Stehen
, [
323-324] verb. irreg. ich stehe, du
stehest oder stehst, er stehet oder steht; Imperf. ich stand, (im gemeinen
Leben stund) Con- junct. ich stände, (im gemeinen Leben stünde) Mittelw.
gestanden; Imperf. stehe oder steh. Es ist ein Neutrum, welches im
Hochdeutschen das Hülfswort haben bekommt, und bedeutet, auf seiner kleinsten
Seite ruhen, in welcher Stellung ein Körper zugleich die größte mögliche Höhe
hat. 1. Eigentlich. Ich habe den ganzen Tag gestanden. Auf seinen Füßen stehen,
auf dem Kopfe stehen; welches Vorwort auf gemeiniglich auch der Ort oder Raum
bekommt, welchen man in dieser Stellung einnimmt. Auf der Erde, auf dem Stuhle,
auf dem Tische stehen. Das Glas stehet auf dem Schranke, im Fenster, im Ofen u.

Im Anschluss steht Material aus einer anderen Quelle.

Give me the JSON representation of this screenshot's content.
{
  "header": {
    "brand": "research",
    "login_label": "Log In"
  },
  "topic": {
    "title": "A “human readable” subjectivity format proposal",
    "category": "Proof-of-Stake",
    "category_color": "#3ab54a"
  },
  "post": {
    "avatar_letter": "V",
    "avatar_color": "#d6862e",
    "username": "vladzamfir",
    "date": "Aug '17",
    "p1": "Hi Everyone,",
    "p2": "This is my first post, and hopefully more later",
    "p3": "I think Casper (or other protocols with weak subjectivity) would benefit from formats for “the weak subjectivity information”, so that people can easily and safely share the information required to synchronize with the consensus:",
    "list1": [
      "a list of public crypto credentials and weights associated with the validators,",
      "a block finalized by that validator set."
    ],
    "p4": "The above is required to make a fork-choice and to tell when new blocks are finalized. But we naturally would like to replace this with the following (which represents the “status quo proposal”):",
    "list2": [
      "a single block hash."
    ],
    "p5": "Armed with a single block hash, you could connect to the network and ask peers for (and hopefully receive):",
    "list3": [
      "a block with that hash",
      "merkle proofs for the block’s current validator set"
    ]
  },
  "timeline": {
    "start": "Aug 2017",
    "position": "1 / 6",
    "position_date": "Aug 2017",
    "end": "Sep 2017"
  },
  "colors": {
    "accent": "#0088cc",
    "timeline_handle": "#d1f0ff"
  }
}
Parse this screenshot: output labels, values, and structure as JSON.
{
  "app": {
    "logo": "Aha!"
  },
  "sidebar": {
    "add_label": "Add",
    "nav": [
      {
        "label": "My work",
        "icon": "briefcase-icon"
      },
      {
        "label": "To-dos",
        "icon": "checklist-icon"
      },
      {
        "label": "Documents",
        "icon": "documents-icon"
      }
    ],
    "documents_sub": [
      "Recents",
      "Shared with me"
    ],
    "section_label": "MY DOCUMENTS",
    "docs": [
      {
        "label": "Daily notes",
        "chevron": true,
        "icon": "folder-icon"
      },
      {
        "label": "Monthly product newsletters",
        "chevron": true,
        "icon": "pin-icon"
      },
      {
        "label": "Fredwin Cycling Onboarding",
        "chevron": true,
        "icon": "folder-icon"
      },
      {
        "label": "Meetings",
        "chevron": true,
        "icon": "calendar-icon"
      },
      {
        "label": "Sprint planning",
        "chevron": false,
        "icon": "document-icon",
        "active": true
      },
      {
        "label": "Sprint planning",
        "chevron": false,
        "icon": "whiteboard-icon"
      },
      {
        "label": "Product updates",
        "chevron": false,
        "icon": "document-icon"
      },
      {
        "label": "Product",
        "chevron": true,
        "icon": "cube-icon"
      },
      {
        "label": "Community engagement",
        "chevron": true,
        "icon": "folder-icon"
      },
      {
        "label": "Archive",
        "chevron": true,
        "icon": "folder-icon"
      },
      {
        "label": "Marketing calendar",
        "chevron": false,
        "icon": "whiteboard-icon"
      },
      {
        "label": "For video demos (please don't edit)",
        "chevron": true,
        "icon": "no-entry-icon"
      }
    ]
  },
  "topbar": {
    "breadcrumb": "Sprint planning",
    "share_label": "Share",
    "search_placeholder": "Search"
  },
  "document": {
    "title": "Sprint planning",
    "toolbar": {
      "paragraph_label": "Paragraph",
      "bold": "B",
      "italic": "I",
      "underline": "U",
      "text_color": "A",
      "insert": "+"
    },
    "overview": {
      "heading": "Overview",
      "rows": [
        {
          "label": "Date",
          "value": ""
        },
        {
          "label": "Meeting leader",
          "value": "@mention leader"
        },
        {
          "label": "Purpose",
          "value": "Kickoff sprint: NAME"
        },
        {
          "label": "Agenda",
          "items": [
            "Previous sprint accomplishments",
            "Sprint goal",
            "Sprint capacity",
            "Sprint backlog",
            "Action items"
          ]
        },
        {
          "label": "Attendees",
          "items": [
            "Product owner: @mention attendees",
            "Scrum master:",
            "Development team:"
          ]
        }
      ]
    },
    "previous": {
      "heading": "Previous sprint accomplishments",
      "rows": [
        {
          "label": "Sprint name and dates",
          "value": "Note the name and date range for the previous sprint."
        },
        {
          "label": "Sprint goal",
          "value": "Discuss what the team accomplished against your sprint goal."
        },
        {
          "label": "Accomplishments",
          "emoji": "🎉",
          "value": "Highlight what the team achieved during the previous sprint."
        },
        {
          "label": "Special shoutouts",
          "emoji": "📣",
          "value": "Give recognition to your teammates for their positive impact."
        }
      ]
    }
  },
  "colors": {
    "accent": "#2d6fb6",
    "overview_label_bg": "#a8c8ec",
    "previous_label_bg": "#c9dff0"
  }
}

s. f. Immer auf Einer Stelle stehen. Am Ufer, am Markte stehen. Eine Leiter
stund (stand) auf Erden, 1 Mos. 28, 12. Das Stehen fällt mir beschwerlich.
Gerade, aufrecht, schief stehen. Sie standen alle um uns herum. Hinter der Thür
stehen. Stehen bleiben. Jemanden im Wege stehen; auch figürlich für hindern. Er
war schon lange der geschworne Feind des Umgekommenen, der allen seinen
Absichten im Wege gestanden hatte, Sulz. Etwas stehend thun. Stehendes Fußes
hingehen, den Augenblick, auf der Stelle. Die Haare stehen mir zu Berge, ein
gewöhnlicher Ausdruck, den höchsten Grad des Schauderns, des mit Abscheu
verbundenen Schreckens zu bezeichnen. Das Messer steht uns an der Kehle, wir
befinden uns in dem Augenblicke der größten Gefahr. Ein stehender Gang, im
Bergbaue, der dem Compasse nach die Stunde von 12 bis 3 führet. Dem Fallen nach
ist eben daselbst ein stehender Gang, welcher gerade nieder, oder doch 80 Grad
nach dem Zirkelbogen fällt, im Gegensatze eines donlegen, flachen und
schwebenden Ganges. Stehendes Holz, im Forstwesen, welches noch auf dem Stamme
stehet, und nicht gefället ist. In allen diesen Fällen wird stehen entweder
ohne Rücksicht auf eine andere Art der Stellung, oder auch im Gegensatze des
Liegens und Sitzens gebraucht. In sehr vielen Fällen aber wird es auch, dem
Gehen und im weitern Verstande der Bewegung überhaupt entgegen gesetzt. Stehen
oder stille stehen. Und die Träger stunden, nähmlich still, Luc. 7, 14. Sonne
steht still zu Gibeon! Die Uhr bleibt stehen. Stehendes Wasser, im Gegensatze
des fließenden. Einen flüssigen Körper umrühren und stehen lassen. Etwas stehen
lassen, es im Stande der Ruhe lassen. Die Pferde wollen nicht stehen. Wie ich
gehe und stehe, wie ich gewöhnlich gekleidet bin. Stehendes Tauwerk, auf den
Schiffen, welches fest angeschlagen ist, im Gegensatze des laufenden. Stehende
Hebungen eines Gutes, gewisse Einkünfte, im Gegensatze der ungewissen. Worauf
sich denn auch verschiedene figürliche Arten des Ausdruckes beziehen. Die
Soldaten stehen im Felde, wenn sie Stand halten, ihren Feind erwarten, um ihm
zu widerstehen. Der Feind wollte nicht stehen, war nicht zum Stehen zu bringen.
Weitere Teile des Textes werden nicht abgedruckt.